For the next five years, the DOF said that five percent of the collected revenues will be allocated to developing local creative industries and supporting Filipino creators and entrepreneurs.

In a statement, the DOF stated that the 12-percent VAT on all digital services consumed in the Philippines ensures fair tax treatment for both local and foreign DSPs, noting that only local DSPs are currently subject to paying the tax.

Finance Secretary Ralph G. Recto also clarified that the new law only corrects an unfair system that favored foreign providers and weakened the country's tax base.

“Whether you are a local entrepreneur or a global giant, everyone will play by the same rules,” Recto said.

“With this law, we say that if your presence in the Philippine market is as real as your profits, then your tax responsibility should also be equally tangible.” President Marcos said during the signing.

Lumagui told reporters that no other penalties for non-compliance will be introduced, as existing measures are already in place to ensure adherence.

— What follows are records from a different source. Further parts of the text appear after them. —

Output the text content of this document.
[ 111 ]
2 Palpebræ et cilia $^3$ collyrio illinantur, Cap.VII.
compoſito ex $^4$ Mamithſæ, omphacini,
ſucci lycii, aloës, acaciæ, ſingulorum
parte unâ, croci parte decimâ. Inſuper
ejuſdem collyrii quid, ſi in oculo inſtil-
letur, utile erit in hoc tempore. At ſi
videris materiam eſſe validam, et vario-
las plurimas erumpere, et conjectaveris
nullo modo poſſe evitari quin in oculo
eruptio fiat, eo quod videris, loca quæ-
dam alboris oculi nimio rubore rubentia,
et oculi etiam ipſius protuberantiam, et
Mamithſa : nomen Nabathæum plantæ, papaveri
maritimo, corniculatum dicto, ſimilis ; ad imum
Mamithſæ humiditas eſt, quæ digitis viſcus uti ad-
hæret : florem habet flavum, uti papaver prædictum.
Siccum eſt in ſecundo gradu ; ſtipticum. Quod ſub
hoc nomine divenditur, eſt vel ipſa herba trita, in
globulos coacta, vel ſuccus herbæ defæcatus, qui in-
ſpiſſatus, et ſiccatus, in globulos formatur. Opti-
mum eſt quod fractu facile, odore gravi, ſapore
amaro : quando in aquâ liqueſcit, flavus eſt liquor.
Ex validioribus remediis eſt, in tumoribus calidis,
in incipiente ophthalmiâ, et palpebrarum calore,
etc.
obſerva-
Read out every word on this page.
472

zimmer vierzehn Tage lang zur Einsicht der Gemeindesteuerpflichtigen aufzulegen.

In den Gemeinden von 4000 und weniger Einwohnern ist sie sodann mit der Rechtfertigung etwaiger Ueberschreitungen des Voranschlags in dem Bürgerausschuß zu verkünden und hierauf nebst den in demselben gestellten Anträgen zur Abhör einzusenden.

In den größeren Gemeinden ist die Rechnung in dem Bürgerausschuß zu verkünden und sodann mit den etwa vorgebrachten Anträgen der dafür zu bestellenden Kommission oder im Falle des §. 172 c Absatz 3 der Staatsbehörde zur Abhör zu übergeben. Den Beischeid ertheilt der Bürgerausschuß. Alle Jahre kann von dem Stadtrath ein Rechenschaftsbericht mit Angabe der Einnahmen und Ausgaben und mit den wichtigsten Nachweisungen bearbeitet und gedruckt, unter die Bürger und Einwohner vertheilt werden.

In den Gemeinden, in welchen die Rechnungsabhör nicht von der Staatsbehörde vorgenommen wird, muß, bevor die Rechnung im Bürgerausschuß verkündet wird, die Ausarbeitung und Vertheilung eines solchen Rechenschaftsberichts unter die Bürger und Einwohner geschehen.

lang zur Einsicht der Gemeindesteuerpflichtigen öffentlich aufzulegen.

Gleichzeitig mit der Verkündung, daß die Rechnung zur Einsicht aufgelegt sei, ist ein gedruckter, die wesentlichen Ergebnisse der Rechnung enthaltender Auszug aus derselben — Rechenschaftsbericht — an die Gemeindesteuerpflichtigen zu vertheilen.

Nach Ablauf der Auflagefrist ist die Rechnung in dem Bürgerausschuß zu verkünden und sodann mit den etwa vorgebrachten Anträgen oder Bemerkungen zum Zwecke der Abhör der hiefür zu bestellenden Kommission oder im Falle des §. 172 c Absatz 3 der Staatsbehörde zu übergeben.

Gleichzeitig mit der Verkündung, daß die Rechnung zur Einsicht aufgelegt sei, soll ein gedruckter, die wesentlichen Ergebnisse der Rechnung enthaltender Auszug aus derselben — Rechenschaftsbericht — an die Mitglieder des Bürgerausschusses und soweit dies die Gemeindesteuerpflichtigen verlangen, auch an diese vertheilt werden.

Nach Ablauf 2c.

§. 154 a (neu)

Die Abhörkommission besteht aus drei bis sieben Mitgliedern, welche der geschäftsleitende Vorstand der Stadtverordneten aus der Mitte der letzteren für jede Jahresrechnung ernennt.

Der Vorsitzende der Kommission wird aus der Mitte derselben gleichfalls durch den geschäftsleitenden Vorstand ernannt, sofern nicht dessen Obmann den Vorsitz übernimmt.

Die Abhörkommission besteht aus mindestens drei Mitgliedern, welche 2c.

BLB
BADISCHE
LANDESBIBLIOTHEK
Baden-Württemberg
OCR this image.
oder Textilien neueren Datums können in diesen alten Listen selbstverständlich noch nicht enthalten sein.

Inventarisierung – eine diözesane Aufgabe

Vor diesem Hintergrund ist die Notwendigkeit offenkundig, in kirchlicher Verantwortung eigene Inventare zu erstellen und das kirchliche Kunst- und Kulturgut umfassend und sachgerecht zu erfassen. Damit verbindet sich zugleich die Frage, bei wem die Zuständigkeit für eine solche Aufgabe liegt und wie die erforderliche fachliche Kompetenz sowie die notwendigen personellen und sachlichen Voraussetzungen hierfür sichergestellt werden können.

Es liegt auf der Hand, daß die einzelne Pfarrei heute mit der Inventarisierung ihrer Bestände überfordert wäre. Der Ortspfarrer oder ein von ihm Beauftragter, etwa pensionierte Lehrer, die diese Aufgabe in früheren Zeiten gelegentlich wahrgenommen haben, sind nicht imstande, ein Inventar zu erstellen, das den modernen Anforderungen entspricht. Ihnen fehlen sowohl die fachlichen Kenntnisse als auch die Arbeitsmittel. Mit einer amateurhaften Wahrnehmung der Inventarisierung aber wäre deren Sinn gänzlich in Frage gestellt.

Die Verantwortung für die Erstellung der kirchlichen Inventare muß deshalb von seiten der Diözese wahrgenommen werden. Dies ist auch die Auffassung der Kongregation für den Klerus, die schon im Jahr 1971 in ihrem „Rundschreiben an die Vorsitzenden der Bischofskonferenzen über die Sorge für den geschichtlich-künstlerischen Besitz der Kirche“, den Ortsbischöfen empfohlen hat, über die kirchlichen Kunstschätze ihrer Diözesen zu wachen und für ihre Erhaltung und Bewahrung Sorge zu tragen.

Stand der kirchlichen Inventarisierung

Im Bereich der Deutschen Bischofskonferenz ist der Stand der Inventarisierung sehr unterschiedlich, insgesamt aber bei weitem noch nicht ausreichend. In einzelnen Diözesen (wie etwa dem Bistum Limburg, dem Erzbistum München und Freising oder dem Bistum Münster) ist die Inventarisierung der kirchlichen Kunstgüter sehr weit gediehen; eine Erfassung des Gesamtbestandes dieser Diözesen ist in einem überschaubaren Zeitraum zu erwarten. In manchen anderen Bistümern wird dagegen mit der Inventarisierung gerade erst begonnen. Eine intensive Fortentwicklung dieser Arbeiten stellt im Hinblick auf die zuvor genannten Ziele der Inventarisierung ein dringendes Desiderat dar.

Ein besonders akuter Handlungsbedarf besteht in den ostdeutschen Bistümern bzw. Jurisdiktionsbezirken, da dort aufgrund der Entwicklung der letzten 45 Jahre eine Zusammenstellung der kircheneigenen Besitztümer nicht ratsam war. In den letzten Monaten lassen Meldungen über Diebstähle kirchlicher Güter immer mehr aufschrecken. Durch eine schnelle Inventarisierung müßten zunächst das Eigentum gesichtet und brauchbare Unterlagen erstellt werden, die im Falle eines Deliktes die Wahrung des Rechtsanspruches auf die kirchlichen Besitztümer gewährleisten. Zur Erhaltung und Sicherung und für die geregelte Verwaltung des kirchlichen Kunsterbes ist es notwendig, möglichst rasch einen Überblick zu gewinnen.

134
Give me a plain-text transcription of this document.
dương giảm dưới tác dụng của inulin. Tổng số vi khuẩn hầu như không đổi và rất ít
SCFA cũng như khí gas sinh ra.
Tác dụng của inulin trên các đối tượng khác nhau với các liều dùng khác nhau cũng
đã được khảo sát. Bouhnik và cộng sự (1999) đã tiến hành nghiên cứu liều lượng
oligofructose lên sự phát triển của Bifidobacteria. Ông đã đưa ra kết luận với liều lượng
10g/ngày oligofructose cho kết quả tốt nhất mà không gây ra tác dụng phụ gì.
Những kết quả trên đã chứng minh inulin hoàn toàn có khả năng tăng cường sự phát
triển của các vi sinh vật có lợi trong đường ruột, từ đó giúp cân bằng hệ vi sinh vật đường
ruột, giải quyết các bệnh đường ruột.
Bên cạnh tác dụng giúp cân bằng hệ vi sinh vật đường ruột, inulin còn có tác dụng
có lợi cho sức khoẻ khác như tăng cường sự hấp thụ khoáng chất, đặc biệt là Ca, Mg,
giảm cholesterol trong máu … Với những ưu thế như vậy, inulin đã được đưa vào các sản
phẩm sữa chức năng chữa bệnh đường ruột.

“The immediate solution for foreign entities without a physical presence here is to block them, which means they will lose the revenue they generate in the Philippines. This alone should be sufficient to encourage compliance, as they would otherwise lose significant revenue,” he said.

Finance Director Nina Asuncion seconded that multinational companies recognize the reputational risk and potential revenue loss from being blocked, making this threat a strong deterrent against tax evasion.

To ensure tax compliance, the DOF orders foreign digital service providers to appoint a local representative, noting that non-compliant businesses will face temporary suspension.

When asked whether the government will impose a cap on price increases, Commissioner Lumagui said that while businesses can set their own prices, the 12-percent VAT will be calculated based on those fees, and market principles will naturally regulate pricing to prevent excessive increases that could drive away customers.

The law exempts educational services and subscription-based digital services for recognized educational institutions from value-added tax.

A 120-day transition period will follow the implementation of the law's regulations, allowing the BIR to set up systems before enforcing VAT on foreign DSPs,  with implementing rules issued 90 days after the law takes effect.

Digital services include online search engines, marketplaces, cloud services, online media, online advertising, and digital goods.